Même si les perturbations actuelles affecteront principalement les routes commerciales et les chaînes d’approvisionnement entre l’Europe et l’Asie, les pays africains n’échapperont pas à la contagion. Mais les pays intelligents pourraient tirer certains avantages commerciaux et stratégiques de la crise.
L’importance de la mer Rouge ne peut être sous-estimée. Environ 12 % du commerce mondial et 30 % du trafic mondial de conteneurs transitent chaque année par cette zone maritime. Et avec la sécheresse dans le canal de Panama et le blocus de la mer Noire, la situation actuelle complique encore davantage la dynamique du transport maritime. Déjà, plus de 18 compagnies maritimes éviteraient le canal de Suez.

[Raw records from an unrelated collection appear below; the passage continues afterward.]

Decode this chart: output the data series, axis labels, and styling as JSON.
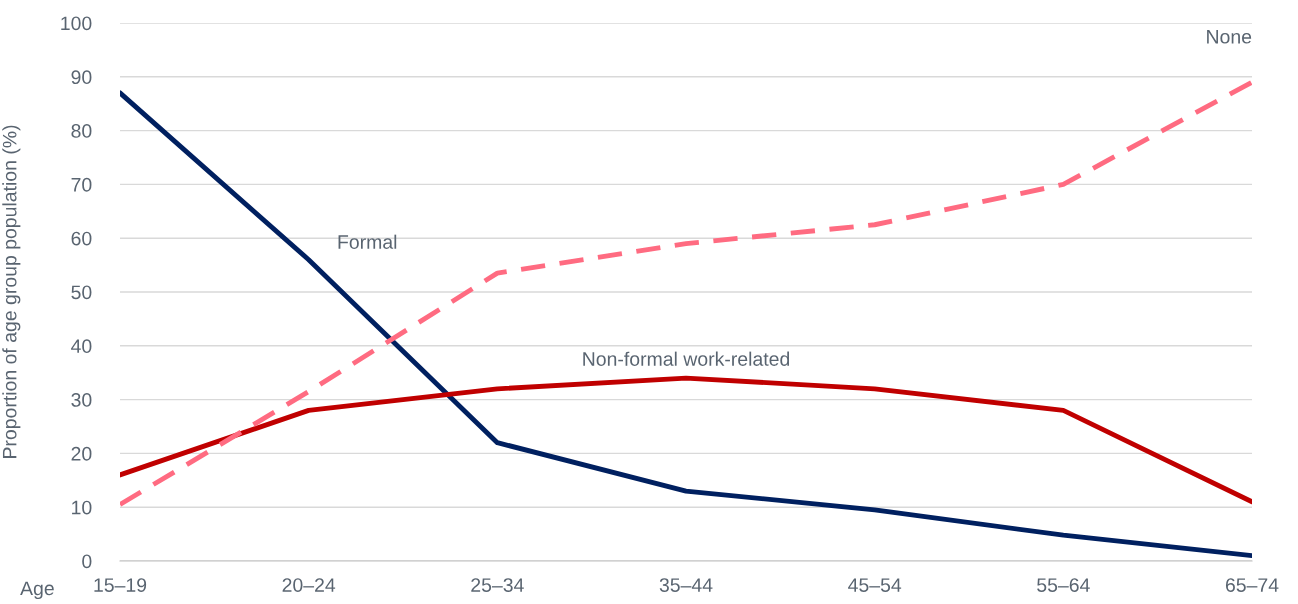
{
  "chart_data": {
    "type": "line",
    "xlabel": "Age",
    "ylabel": "Proportion of age group population (%)",
    "categories": [
      "15–19",
      "20–24",
      "25–34",
      "35–44",
      "45–54",
      "55–64",
      "65–74"
    ],
    "series": [
      {
        "name": "Formal",
        "color": "#002060",
        "values": [
          87,
          56,
          22,
          13,
          9.5,
          4.8,
          1
        ]
      },
      {
        "name": "Non-formal work-related",
        "color": "#c00000",
        "values": [
          16,
          28,
          32,
          34,
          32,
          28,
          11
        ]
      },
      {
        "name": "None",
        "color": "#ff6b81",
        "line_style": "dashed",
        "values": [
          10.5,
          31.5,
          53.5,
          59,
          62.5,
          70,
          89
        ]
      }
    ],
    "ylim": [
      0,
      100
    ],
    "yticks": [
      0,
      10,
      20,
      30,
      40,
      50,
      60,
      70,
      80,
      90,
      100
    ],
    "grid": "y",
    "legend": false
  }
}
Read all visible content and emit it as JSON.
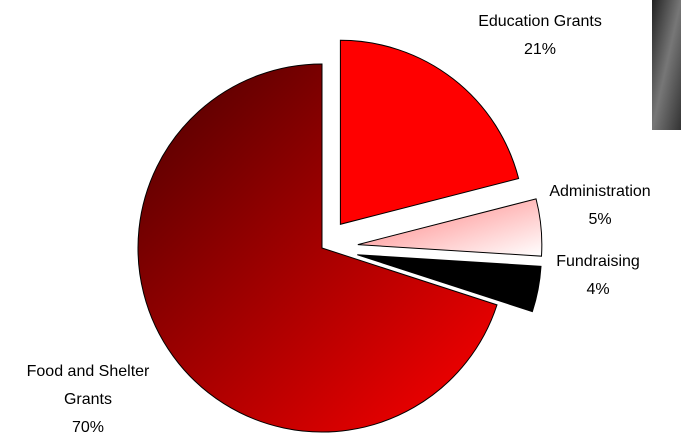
{
  "chart_data": {
    "type": "pie",
    "categories": [
      "Education Grants",
      "Administration",
      "Fundraising",
      "Food and Shelter Grants"
    ],
    "values": [
      21,
      5,
      4,
      70
    ],
    "value_labels": [
      "21%",
      "5%",
      "4%",
      "70%"
    ],
    "colors": [
      "#ff0000",
      "#ff7a7a",
      "#000000",
      "#b30000"
    ]
  }
}
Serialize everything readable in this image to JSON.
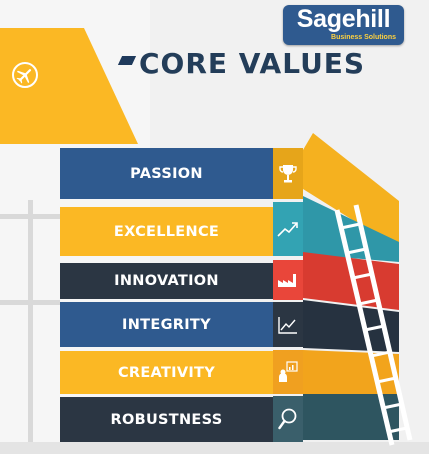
{
  "brand": {
    "name": "Sagehill",
    "tagline": "Business Solutions"
  },
  "title": "CORE VALUES",
  "values": [
    {
      "label": "PASSION",
      "icon": "trophy-icon"
    },
    {
      "label": "EXCELLENCE",
      "icon": "trend-line-icon"
    },
    {
      "label": "INNOVATION",
      "icon": "factory-icon"
    },
    {
      "label": "INTEGRITY",
      "icon": "line-chart-icon"
    },
    {
      "label": "CREATIVITY",
      "icon": "presenter-icon"
    },
    {
      "label": "ROBUSTNESS",
      "icon": "magnifier-icon"
    }
  ],
  "banner_icon": "airplane-icon",
  "colors": {
    "navy": "#2f5a8f",
    "dark_navy": "#233d59",
    "yellow": "#fbb824",
    "teal": "#33a3b3",
    "red": "#e9463a",
    "dark": "#2b3643"
  }
}
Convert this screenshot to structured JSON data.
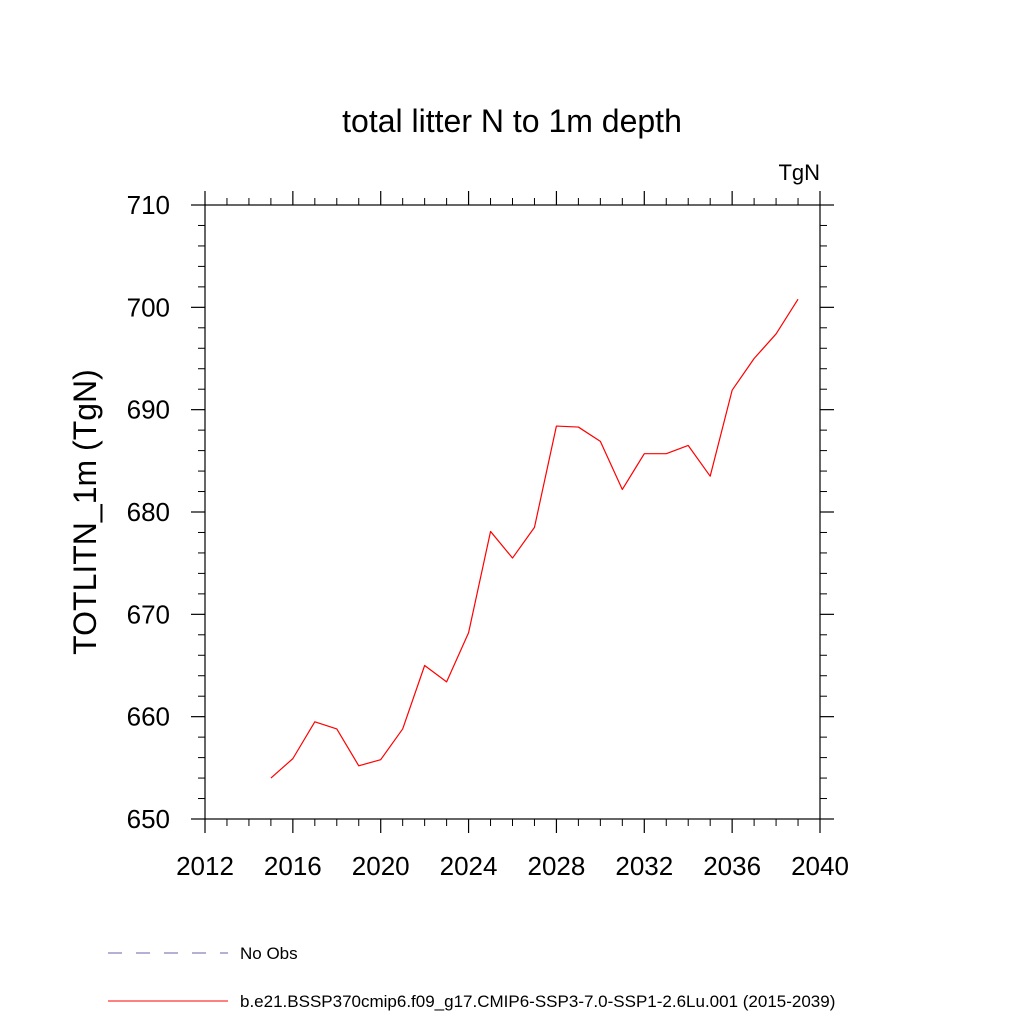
{
  "chart_data": {
    "type": "line",
    "title": "total litter N to 1m depth",
    "units_label": "TgN",
    "ylabel": "TOTLITN_1m  (TgN)",
    "xlabel": "",
    "xlim": [
      2012,
      2040
    ],
    "ylim": [
      650,
      710
    ],
    "x_ticks": [
      2012,
      2016,
      2020,
      2024,
      2028,
      2032,
      2036,
      2040
    ],
    "y_ticks": [
      650,
      660,
      670,
      680,
      690,
      700,
      710
    ],
    "grid": false,
    "legend_placement": "bottom-left",
    "series": [
      {
        "name": "b.e21.BSSP370cmip6.f09_g17.CMIP6-SSP3-7.0-SSP1-2.6Lu.001 (2015-2039)",
        "color": "#ff0000",
        "x": [
          2015,
          2016,
          2017,
          2018,
          2019,
          2020,
          2021,
          2022,
          2023,
          2024,
          2025,
          2026,
          2027,
          2028,
          2029,
          2030,
          2031,
          2032,
          2033,
          2034,
          2035,
          2036,
          2037,
          2038,
          2039
        ],
        "values": [
          654.0,
          655.9,
          659.5,
          658.8,
          655.2,
          655.8,
          658.8,
          665.0,
          663.4,
          668.2,
          678.1,
          675.5,
          678.5,
          688.4,
          688.3,
          686.9,
          682.2,
          685.7,
          685.7,
          686.5,
          683.5,
          691.9,
          695.0,
          697.4,
          700.8
        ]
      }
    ],
    "legend": [
      {
        "label": "No Obs",
        "color": "#7060a8",
        "style": "dashed"
      },
      {
        "label": "b.e21.BSSP370cmip6.f09_g17.CMIP6-SSP3-7.0-SSP1-2.6Lu.001 (2015-2039)",
        "color": "#ff0000",
        "style": "solid"
      }
    ]
  }
}
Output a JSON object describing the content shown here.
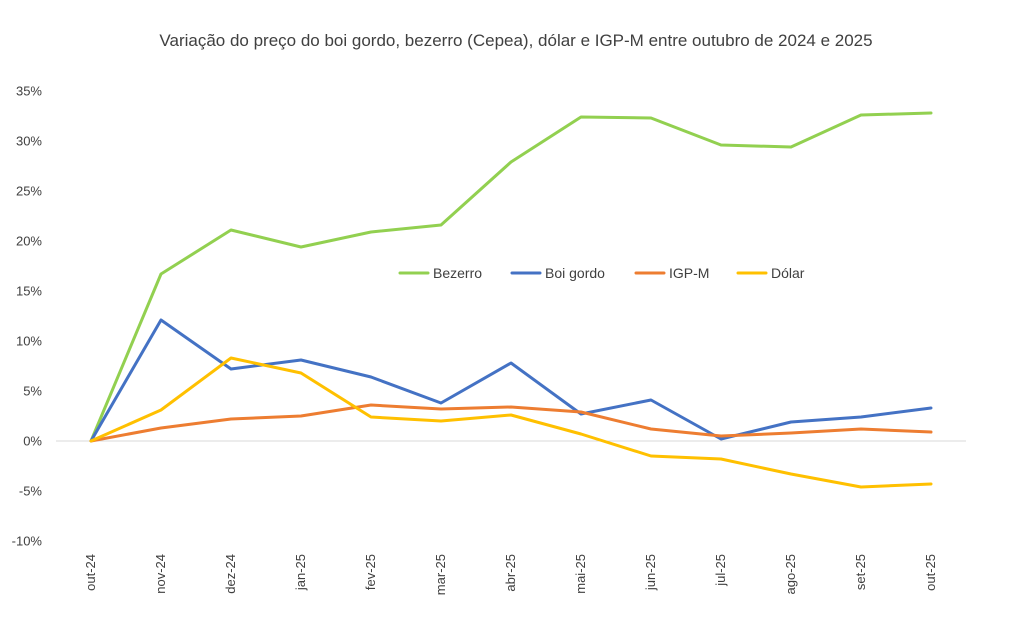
{
  "chart_data": {
    "type": "line",
    "title": "Variação do preço do boi gordo, bezerro (Cepea), dólar e IGP-M entre outubro de 2024 e 2025",
    "xlabel": "",
    "ylabel": "",
    "categories": [
      "out-24",
      "nov-24",
      "dez-24",
      "jan-25",
      "fev-25",
      "mar-25",
      "abr-25",
      "mai-25",
      "jun-25",
      "jul-25",
      "ago-25",
      "set-25",
      "out-25"
    ],
    "ylim": [
      -10,
      35
    ],
    "yticks": [
      -10,
      -5,
      0,
      5,
      10,
      15,
      20,
      25,
      30,
      35
    ],
    "ytick_labels": [
      "-10%",
      "-5%",
      "0%",
      "5%",
      "10%",
      "15%",
      "20%",
      "25%",
      "30%",
      "35%"
    ],
    "grid": false,
    "legend_position": "center",
    "series": [
      {
        "name": "Bezerro",
        "color": "#92D050",
        "values": [
          0,
          16.7,
          21.1,
          19.4,
          20.9,
          21.6,
          27.9,
          32.4,
          32.3,
          29.6,
          29.4,
          32.6,
          32.8
        ]
      },
      {
        "name": "Boi gordo",
        "color": "#4472C4",
        "values": [
          0,
          12.1,
          7.2,
          8.1,
          6.4,
          3.8,
          7.8,
          2.7,
          4.1,
          0.2,
          1.9,
          2.4,
          3.3
        ]
      },
      {
        "name": "IGP-M",
        "color": "#ED7D31",
        "values": [
          0,
          1.3,
          2.2,
          2.5,
          3.6,
          3.2,
          3.4,
          2.9,
          1.2,
          0.5,
          0.8,
          1.2,
          0.9
        ]
      },
      {
        "name": "Dólar",
        "color": "#FFC000",
        "values": [
          0,
          3.1,
          8.3,
          6.8,
          2.4,
          2.0,
          2.6,
          0.7,
          -1.5,
          -1.8,
          -3.3,
          -4.6,
          -4.3
        ]
      }
    ]
  }
}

Il est intéressant de noter que la réaction des marchés financiers a jusqu’à présent été modérée. L’une des raisons pourrait être que le conflit était censé être limité aux États-Unis, au Royaume-Uni et aux rebelles Houthis du Yémen. Les marchés auraient pu anticiper une brève conflagration plutôt qu’une guerre plus large faisant appel à d’autres proxys.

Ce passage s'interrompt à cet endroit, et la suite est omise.